A French Louis XVI mantel clock wine harvest, circa 1790
8-day movement with half hour striking, ormolu and patinated bronze figures on a griotte rouge plinth
12-cm enamel dial with Roman numerals and finely pierced and engraved gilt hands, 8-day spring-driven movement with anchor escapement and silk suspended pendulum, hal hour countwheel striking on a bell, fitted in a wine-barrel shaped ormolu case surrounded by finely cast and chiseled vines surmounted by a tambourine with a chalice, on a lion’s skin carried by two patinated bronze sartyrs, on a break arch griotte rouge plinth raised on toupee feet
This model is representing the wine-culture, a clock of similar design is illustrated in, Pierre Kjellberg, La Pendule Française…, Paris 1997, p. 240-241.
Most of us would see a beautifully designed clock with the lovely colour combination of the gold, patinated bronze and the griotte rouge marble.

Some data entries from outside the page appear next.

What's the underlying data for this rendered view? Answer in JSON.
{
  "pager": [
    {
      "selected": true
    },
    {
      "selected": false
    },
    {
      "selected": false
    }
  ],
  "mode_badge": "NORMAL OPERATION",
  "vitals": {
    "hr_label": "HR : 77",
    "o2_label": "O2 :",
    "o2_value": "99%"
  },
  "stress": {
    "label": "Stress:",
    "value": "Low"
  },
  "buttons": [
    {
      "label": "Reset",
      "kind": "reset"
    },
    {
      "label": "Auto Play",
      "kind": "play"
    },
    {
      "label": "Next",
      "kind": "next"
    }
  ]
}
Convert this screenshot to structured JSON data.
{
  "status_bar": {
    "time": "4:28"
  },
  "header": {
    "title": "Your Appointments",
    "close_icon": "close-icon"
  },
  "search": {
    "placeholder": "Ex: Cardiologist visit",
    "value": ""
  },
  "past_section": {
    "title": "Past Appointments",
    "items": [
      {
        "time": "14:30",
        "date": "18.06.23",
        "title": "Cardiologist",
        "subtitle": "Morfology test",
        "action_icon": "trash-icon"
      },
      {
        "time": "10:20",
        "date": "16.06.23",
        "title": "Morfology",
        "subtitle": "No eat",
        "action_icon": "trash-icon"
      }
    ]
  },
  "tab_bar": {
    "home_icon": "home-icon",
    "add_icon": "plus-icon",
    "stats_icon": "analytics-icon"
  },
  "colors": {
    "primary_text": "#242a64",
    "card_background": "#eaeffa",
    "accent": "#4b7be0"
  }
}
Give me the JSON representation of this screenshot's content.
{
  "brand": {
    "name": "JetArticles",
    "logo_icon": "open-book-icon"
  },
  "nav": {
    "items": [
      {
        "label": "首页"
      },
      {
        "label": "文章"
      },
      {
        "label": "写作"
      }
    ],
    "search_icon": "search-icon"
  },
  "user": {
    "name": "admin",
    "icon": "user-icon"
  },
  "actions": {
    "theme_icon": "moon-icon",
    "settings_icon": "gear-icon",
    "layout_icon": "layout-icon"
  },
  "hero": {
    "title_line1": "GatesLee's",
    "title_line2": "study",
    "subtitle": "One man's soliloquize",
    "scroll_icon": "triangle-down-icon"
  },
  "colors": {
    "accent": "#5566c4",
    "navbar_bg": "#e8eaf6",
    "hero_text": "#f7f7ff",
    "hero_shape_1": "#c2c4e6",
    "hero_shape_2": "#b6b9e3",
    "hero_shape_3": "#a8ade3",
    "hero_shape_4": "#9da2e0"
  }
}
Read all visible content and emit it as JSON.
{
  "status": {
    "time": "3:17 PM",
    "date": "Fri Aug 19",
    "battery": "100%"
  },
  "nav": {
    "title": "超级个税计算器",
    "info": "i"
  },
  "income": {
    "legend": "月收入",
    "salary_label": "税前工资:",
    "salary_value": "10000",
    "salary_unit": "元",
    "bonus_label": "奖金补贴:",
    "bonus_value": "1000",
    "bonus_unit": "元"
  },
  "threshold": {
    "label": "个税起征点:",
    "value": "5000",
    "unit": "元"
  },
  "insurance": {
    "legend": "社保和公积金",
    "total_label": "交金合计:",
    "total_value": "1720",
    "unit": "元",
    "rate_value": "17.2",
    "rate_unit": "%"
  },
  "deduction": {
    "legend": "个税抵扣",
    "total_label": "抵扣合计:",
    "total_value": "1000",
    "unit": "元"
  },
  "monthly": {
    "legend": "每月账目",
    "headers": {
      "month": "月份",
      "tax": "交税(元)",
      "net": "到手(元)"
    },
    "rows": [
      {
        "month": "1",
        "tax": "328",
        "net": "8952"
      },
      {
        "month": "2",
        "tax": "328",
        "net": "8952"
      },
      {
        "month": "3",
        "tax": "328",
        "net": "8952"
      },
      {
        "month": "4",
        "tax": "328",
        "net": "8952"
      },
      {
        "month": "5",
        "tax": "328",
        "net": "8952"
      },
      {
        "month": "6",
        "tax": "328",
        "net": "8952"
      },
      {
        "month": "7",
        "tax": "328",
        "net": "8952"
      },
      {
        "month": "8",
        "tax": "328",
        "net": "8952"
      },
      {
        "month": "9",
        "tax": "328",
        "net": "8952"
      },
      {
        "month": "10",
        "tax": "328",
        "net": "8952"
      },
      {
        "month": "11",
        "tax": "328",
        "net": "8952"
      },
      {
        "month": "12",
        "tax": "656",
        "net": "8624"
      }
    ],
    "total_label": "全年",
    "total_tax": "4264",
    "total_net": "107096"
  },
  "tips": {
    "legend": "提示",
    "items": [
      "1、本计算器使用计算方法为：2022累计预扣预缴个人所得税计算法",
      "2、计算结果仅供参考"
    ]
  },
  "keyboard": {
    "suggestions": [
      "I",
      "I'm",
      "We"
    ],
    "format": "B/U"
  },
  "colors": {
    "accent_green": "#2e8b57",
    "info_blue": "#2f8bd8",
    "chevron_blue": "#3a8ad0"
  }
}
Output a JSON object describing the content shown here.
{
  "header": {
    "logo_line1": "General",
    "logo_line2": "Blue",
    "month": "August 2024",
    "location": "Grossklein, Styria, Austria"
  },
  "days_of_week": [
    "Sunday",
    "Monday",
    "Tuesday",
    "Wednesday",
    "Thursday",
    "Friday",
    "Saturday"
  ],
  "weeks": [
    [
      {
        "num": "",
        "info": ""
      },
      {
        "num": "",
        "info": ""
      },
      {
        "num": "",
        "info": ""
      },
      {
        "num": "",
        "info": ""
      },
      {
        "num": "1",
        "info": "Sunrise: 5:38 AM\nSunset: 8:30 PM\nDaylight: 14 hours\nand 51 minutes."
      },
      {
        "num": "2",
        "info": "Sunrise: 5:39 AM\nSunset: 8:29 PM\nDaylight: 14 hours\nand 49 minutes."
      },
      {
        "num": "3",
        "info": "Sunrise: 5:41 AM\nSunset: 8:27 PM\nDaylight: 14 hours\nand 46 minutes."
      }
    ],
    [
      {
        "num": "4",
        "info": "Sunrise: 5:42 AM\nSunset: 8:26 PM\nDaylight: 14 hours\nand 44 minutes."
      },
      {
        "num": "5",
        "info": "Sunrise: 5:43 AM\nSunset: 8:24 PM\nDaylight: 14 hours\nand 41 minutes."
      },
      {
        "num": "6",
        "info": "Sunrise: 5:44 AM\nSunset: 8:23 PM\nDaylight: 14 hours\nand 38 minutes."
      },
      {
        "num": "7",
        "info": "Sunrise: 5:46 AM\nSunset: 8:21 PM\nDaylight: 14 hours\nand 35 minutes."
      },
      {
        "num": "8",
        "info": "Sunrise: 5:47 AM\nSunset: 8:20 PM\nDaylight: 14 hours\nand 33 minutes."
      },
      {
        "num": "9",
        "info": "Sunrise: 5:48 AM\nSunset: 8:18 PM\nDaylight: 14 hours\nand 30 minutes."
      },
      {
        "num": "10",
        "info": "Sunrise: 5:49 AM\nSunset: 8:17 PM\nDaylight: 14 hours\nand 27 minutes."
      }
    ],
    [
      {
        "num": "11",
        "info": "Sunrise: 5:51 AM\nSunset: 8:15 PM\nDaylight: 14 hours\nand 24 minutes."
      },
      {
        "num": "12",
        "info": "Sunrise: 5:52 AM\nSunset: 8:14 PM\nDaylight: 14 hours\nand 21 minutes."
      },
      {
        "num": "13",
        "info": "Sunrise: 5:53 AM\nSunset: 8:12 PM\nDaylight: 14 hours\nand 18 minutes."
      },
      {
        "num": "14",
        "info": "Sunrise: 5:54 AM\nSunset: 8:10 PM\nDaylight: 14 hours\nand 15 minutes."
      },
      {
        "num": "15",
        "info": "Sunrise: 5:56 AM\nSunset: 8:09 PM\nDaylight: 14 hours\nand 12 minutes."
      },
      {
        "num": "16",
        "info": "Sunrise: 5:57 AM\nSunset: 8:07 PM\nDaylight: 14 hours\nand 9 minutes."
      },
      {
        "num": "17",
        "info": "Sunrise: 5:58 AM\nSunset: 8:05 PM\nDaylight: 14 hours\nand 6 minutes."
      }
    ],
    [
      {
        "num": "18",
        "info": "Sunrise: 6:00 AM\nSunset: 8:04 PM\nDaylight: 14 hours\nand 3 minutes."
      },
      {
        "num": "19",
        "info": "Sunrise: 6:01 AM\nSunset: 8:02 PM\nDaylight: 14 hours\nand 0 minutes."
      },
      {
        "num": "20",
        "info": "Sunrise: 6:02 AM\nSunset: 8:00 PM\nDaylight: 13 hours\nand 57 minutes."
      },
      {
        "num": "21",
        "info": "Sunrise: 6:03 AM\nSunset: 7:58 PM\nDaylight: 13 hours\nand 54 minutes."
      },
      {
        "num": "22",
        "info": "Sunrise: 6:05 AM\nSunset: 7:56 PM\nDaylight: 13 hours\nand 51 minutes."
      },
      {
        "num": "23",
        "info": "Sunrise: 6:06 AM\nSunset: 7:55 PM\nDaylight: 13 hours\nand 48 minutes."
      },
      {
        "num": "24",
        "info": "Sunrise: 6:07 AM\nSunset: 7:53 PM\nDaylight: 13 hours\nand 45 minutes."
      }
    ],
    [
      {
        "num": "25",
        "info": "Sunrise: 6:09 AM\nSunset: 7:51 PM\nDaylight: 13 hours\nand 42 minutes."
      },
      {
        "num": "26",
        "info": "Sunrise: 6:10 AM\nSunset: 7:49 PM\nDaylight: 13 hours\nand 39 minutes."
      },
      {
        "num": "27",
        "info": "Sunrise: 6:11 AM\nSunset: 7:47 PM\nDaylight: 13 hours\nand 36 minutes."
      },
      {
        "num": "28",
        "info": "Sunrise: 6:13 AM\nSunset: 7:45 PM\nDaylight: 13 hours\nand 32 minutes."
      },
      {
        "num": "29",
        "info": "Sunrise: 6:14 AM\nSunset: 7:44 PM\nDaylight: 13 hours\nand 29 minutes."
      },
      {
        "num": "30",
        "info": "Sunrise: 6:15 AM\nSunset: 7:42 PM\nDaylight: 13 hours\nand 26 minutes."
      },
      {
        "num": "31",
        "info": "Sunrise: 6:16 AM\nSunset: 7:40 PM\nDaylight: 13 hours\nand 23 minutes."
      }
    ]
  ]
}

And to my opinion it is. But there is more to it. Looking more closely we see that the figures are satyrs the helpers of Bacchus the God of wine. They are carrying a wine vessel surmounted by a wine cup covered by vine leaves, the whole on top of a panthers skin. All these features are also connected with Bacchus and strengthen the idea that the design personifies the wine harvest. Since the French elite of the second half of the 18th Century liked to mirror themselves to Antiquity, the theme would have fitted their taste very much. Just as it does fit ours nowadays.